Letters from an Irritated Princess

by Tired Old Man


I'll Be Reading These Scrolls Four Weeks Later

Dear Rainbow Dash,

I thought that you matured somewhat over the years. Sure, you had some ups and a lot of downs, but you were growing and becoming a better pony day by day, step by step. Becoming a Wonderbolt surely had to be a leap ahead for you, and I imagined it would lead to nothing but forward progression.

What I did not envision was this leap being so huge, you thought you could afford to take a few steps backward. So far back, in fact, that I did not expect to be struck with a storm of scrolls, a plethora of parchment, waves upon waves of words!

Yes, words. I’m still reading all of these scrolls you had Spike send.
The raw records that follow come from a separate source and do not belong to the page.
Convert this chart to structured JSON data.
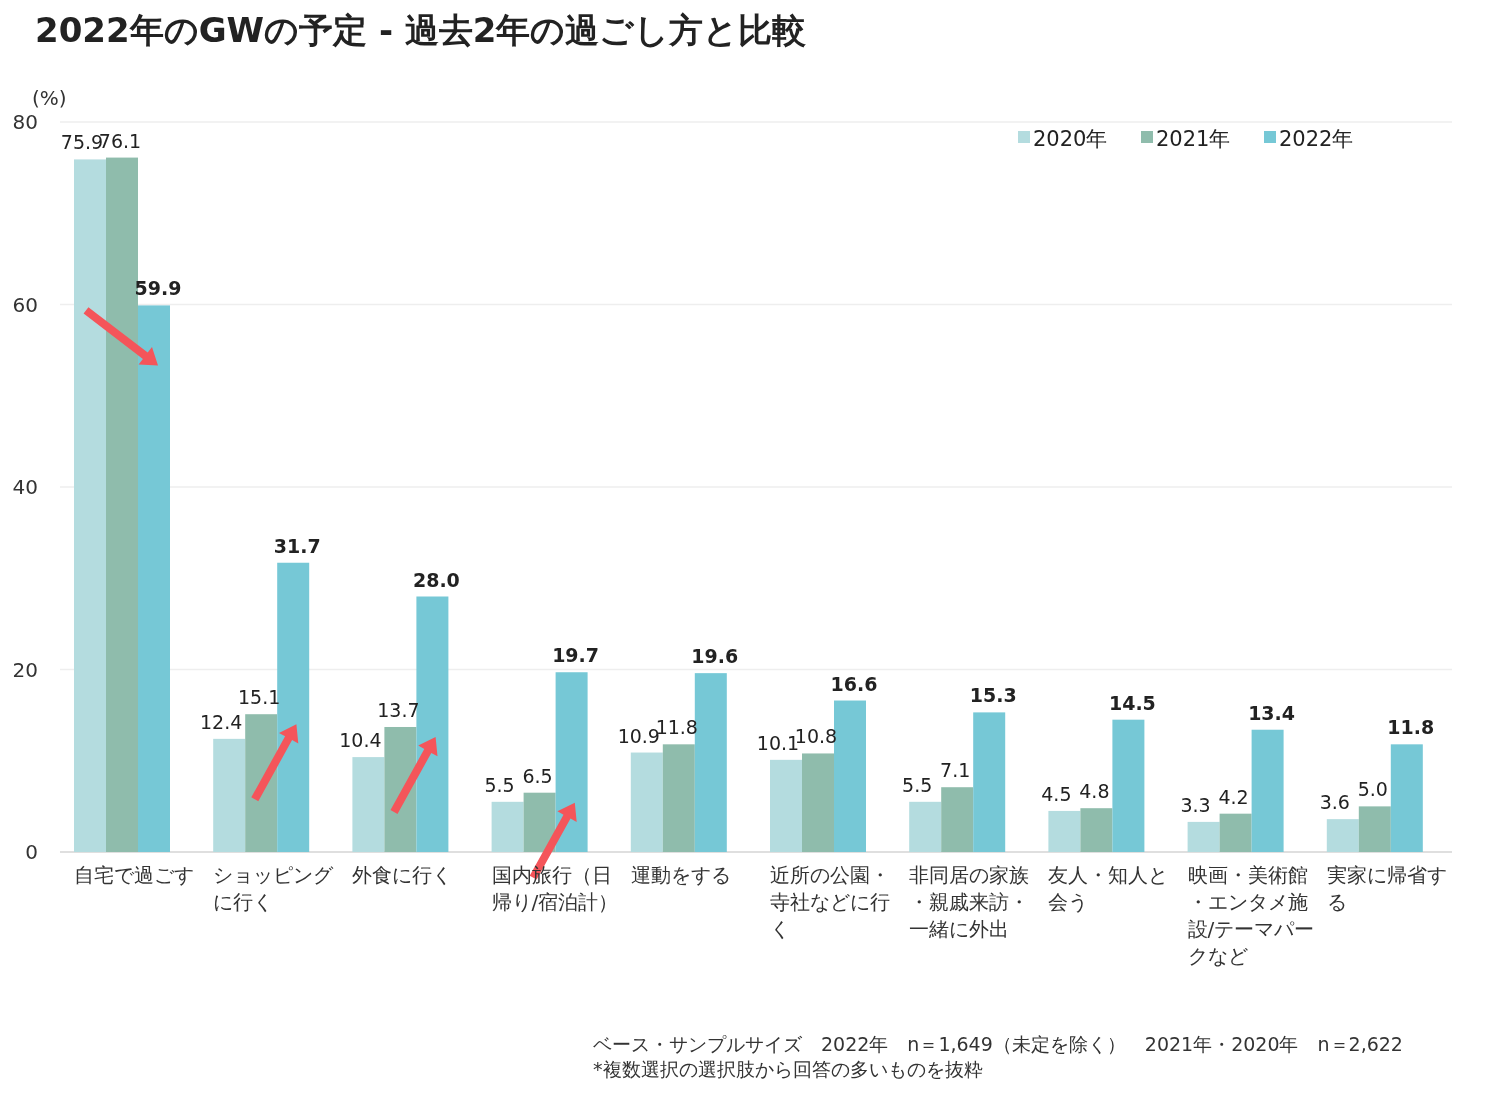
{
  "chart_data": {
    "type": "bar",
    "title": "2022年のGWの予定 - 過去2年の過ごし方と比較",
    "ylabel": "(%)",
    "categories": [
      "自宅で過ごす",
      "ショッピングに行く",
      "外食に行く",
      "国内旅行（日帰り/宿泊計）",
      "運動をする",
      "近所の公園・寺社などに行く",
      "非同居の家族・親戚来訪・一緒に外出",
      "友人・知人と会う",
      "映画・美術館・エンタメ施設/テーマパークなど",
      "実家に帰省する"
    ],
    "series": [
      {
        "name": "2020年",
        "color": "#b4dcdf",
        "values": [
          75.9,
          12.4,
          10.4,
          5.5,
          10.9,
          10.1,
          5.5,
          4.5,
          3.3,
          3.6
        ],
        "value_labels": [
          "75.9",
          "12.4",
          "10.4",
          "5.5",
          "10.9",
          "10.1",
          "5.5",
          "4.5",
          "3.3",
          "3.6"
        ]
      },
      {
        "name": "2021年",
        "color": "#8fbcac",
        "values": [
          76.1,
          15.1,
          13.7,
          6.5,
          11.8,
          10.8,
          7.1,
          4.8,
          4.2,
          5.0
        ],
        "value_labels": [
          "76.1",
          "15.1",
          "13.7",
          "6.5",
          "11.8",
          "10.8",
          "7.1",
          "4.8",
          "4.2",
          "5.0"
        ]
      },
      {
        "name": "2022年",
        "color": "#76c8d6",
        "values": [
          59.9,
          31.7,
          28.0,
          19.7,
          19.6,
          16.6,
          15.3,
          14.5,
          13.4,
          11.8
        ],
        "value_labels": [
          "59.9",
          "31.7",
          "28.0",
          "19.7",
          "19.6",
          "16.6",
          "15.3",
          "14.5",
          "13.4",
          "11.8"
        ]
      }
    ],
    "ylim": [
      0,
      80
    ],
    "yticks": [
      0,
      20,
      40,
      60,
      80
    ],
    "grid": "y",
    "legend": "top right",
    "annotations": [
      "ベース・サンプルサイズ　2022年　n＝1,649（未定を除く）　2021年・2020年　n＝2,622",
      "*複数選択の選択肢から回答の多いものを抜粋"
    ]
  }
}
It’s… It’s just--HOW MUCH do you write in your spare time?! I’ve probably read at least twelve full-length Daring Do fanfictions, two hundred-plus shipping stories and counting (never in my life did I think I’d read a tragic romance between a bag of flour and a straw until today), a list of minor home improvement tasks graciously penned by Twilight, a smaller shopping list consisting of nothing but tortoise food and cider penned by you, and a note reminding you to read a note you posted on the side of your fridge.

You might want to look into that last one. I just opened up a note telling you to look at the note you wrote on the front of your fridge saying you should check the side of the fridge. This is a bizarre trail of cookie crumbs you’re leaving for yourself, a step-by-step treasure map to… oh I don’t know, a giant cookie stash?

Seriously, Rainbow Dash. Where are the filly scout cookies? I special ordered a half-dozen boxes to be delivered to my doorstep that haven’t shown up tonight, and I know thanks to Mayor Mare that you swapped the cookies.

I will make this particular request (I considered calling it a demand, but I wish to still remain cordial here) very clear: I. Want. My. Cookies. You’re going to send my order to me, in person. Frankly, that’s a ridiculously simple task that even you can accomplish in less than five minutes if you bother to put in a few ounces of effort.

But if you fail to do this task, a few things are going to happen, none of which you’re going to like: first, I’m charging you one bit for every scroll you sent me for various damages from the scrolls you sent. Not so much physical damage, but mostly psychological--my guards haven’t quite prepared themselves for a literal flood of fanfiction, much less stories shipping them with me.

I think if anypony should know that I have an interest in courting my guards, that would be me above all else, not your imaginative and somewhat lewd speculation.

Second, I’ll send all of your fanfiction right back to your home. I realize this might be an unimaginative comeback, but I don’t quite think you have a grasp of how swamped I am at the moment, and the very least I want to do is show you exactly how frustrating this is.

But there is a catch. The third thing I’ll do just before sending those off is I’ll make a copy of all the shipping stories you sent, and send those copies out to the relevant ponies you’ve shipped. I’m sure they’ll be just as receptive to those as I was, especially the ones you’ve written about ponies currently engaged or married. “They could do better,” is a line I’m sure they won’t take offense to at all!

So if you don’t want this storm to come to your cloudy home, I suggest you start flying.

Warning you ‘softly’,

Princess Celestia

Sunny, why are you holding a scroll up to me right now? You know I have thousands more to sort through--

Y-You wrote a story? After seeing a few of those shipping scrolls? Aaaaaalright, fine, I suppose I can read one more.

...Sunny, are you shipping yourself with a croquembouche? You do realize that’s just a sweet mountain of cream puffs, typically shared between other guests?

NO, that does not mean I want to be written into your cream puff story! I don’t care if you think I would ravage that cream puff mountain, even if I most certainly would, that doesn’t mean I’d share one with you!

Wait, no, that’s not what I meant! Sunny, where are you going? SUNNY!

...Well, I really screwed that one up.